ЕРКИНЪ. Языкъ-то не распускай!

АЛДОШКА. Ну, сталъ за плетнемъ, окликнулъ. Молчитъ. Я громче: «Домна, аль ты оглохла?» — Молчитъ. Взялъ, да камешкомъ запустилъ, прямо въ плечо ей. Спужалась. Ну, подранилъ. — «Чего тебѣ?» спрашиваетъ. — Такъ молъ и такъ, Кузьма Ермилычъ изсохъ по тебѣ…

ЕРКИНЪ. Смотри, какъ бы ты у меня не изсохъ! Чучело.

АЛДОШКА. Ха-ха-ха! Ну, «дожидаетъ говорю, иди».

ЕРКИНЪ. Что же она?

АЛДОШКА. «Незачѣмъ» сказала и уходитъ. Я опять: «очень, молъ, видѣть желаетъ. За овиномъ стоитъ, мошною звенитъ…»

ЕРКИНЪ. Дуракъ! [Замахнулся на него палочкой]. Сказывай толкомъ.

АЛДОШКА. Ха-ха! Ну, буду толкомъ. — «Очень, говорю ей, проситъ Кузьма Ермилычъ, чтобы пришла, потому надобность».

ЕРКИНЪ. Ну?

АЛДОШКА. Къ черту послала.

ЕРКИНЪ. Туда тебѣ и дорога. Пошелъ!

АЛДОШКА. Сдѣлай милость! Я сполнилъ свое, значитъ — косушка. Главная причина — не тебѣ бабъ смущать. Развѣ смамонишь какую… А Домна не очень чтобы!..

ЕРКИНЪ. Много ты смыслишь! [Повертывая иго за плечи указываетъ вправо]. А энто идетъ кто?

АЛДОШКА. Ахъ, въ ротъ-те шило! и то она.

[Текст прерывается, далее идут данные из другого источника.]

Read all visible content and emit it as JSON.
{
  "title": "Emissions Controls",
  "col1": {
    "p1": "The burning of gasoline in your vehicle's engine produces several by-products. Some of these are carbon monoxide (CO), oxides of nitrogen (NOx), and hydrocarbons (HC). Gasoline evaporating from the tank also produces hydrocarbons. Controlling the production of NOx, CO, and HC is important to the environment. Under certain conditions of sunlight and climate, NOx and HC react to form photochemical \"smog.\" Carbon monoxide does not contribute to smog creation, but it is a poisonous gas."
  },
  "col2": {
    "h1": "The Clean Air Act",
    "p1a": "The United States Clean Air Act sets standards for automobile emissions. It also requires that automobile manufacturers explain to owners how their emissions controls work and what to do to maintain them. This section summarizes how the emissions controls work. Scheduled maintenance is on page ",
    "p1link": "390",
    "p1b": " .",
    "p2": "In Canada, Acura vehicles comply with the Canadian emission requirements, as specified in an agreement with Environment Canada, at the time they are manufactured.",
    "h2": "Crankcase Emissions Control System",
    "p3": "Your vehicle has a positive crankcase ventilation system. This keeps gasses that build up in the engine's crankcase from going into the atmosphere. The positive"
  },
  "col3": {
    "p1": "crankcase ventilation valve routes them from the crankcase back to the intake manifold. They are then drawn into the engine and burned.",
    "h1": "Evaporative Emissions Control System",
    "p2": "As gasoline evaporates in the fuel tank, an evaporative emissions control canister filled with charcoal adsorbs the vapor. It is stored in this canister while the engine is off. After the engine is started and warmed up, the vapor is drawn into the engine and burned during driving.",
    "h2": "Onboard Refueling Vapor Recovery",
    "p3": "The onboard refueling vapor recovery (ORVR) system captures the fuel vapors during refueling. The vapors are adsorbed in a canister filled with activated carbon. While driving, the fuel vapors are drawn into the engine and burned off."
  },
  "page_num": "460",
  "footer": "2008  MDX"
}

Ну, ставь, значитъ, полштофъ.

ЕРКИНЪ. Чтобъ духу твоего не было, не то капли не дамъ!

АЛДОШКА. Ушелъ я, ушелъ! [Побѣжалъ за овинъ, выглядываеть изъ-за него; вида, что Еркинъ смотритъ въ противоположную сторону, крадется по стѣнкѣ и прячется въ овинъ чрезъ окно].

ЕРКИНЪ. Иди, иди, лебедка моя!.. И лицемъ, и походкой и статью — всѣмъ взяла. Важнецъ баба!

ЯВЛЕНІЕ III.
Тѣ же и Домна
[энергично входитъ справа].

ДОМНА. Ну, чего тебѣ? зачѣмъ звалъ?

ЕРКИНЪ. У, гнѣвная какая! Даже спужала. Въ бровяхъ туча, изъ глазъ молніей палитъ… А вѣдь хорошо такъ, ей-ей!

ДОМНА. Зачѣмъ?

ЕРКИНЪ. Позвалъ-то? А соскучившись значитъ, ну и любя. Чего никогда не бывало, стало мои мысли путать: Домна, да Домна въ нихъ… Эге, вижу, дѣло-то вонъ означаетъ какое!..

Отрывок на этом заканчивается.